Eventually I grew up, married, had kids and moved on from what happened. I became a photographer and was working on a book of photos of abandoned buildings. It had been 39 years since the events from my childhood.

I set out one morning to shoot several houses in the rural area where I moved to. It was a fairly uneventful day of shooting with nothing out of the ordinary. I was settling in to the tedious task of editing the photos when my wife came into my study to talk about my upcoming 50th birthday party. We talked a bit about it and then I returned to my work. I was several photos in when I saw it. In the doorway of one of the houses was a shadowy image of a boy in his underwear wearing a hat with a smiley face on it. I rubbed my eyes and looked again, it was faint but there. I looked through the other photos and nothing. It was only in the one. My heart raced in my chest and I heard the words “I’ll see you in 40 years.” echoed in my mind. I thought I caught the faint trace of burning leaves in my study.

I went to bed and had a fitful night. I had plans to travel to a nearby town the next day to shoot a series of abandoned houses for the project.
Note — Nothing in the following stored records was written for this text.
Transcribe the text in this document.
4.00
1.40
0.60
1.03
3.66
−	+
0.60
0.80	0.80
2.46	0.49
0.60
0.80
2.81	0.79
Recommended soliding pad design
Again, it was an uneventful shoot and I came home tired from my previous lack of sleep. I went to bed early leaving the editing for the next day.

I woke up made my wife breakfast and lunch and kissed her goodbye as she left for work. I was many hours in editing when again there was an anomaly in the doorway of one of the houses. She was in the doorway holding the hand of Chango staring at me with a finger to her lips. I must have passed out because I woke hours later lying on the floor of my study. I got up put on a happy face and made dinner. I kept what I saw in my photos to myself not wanting to involve my family.

The evening before my birthday:

My wife was spending the night at our daughters to babysit our granddaughter. I was gonna spend the night alone working. It was the wee hours of my birthday when I drug my tired ass to bed. I don’t know how long I slept before something woke me. Like all of those years before the choking smell of burning leaves filled my nose. I knew I had wet myself and my heart was knocking in my chest when I heard something moving in the room. I saw a shadowy figure move from the corner and heard a faint voice, “Los Hermanos Locos.” It was Chango only the happy boy I remembered looked haggard and tortured and was crying. I moved to get out of bed and go to him when something behind me grabbed my arm and I knew. “It’s been 40 years.” a voice whispered in my ear as my bedroom faded around me.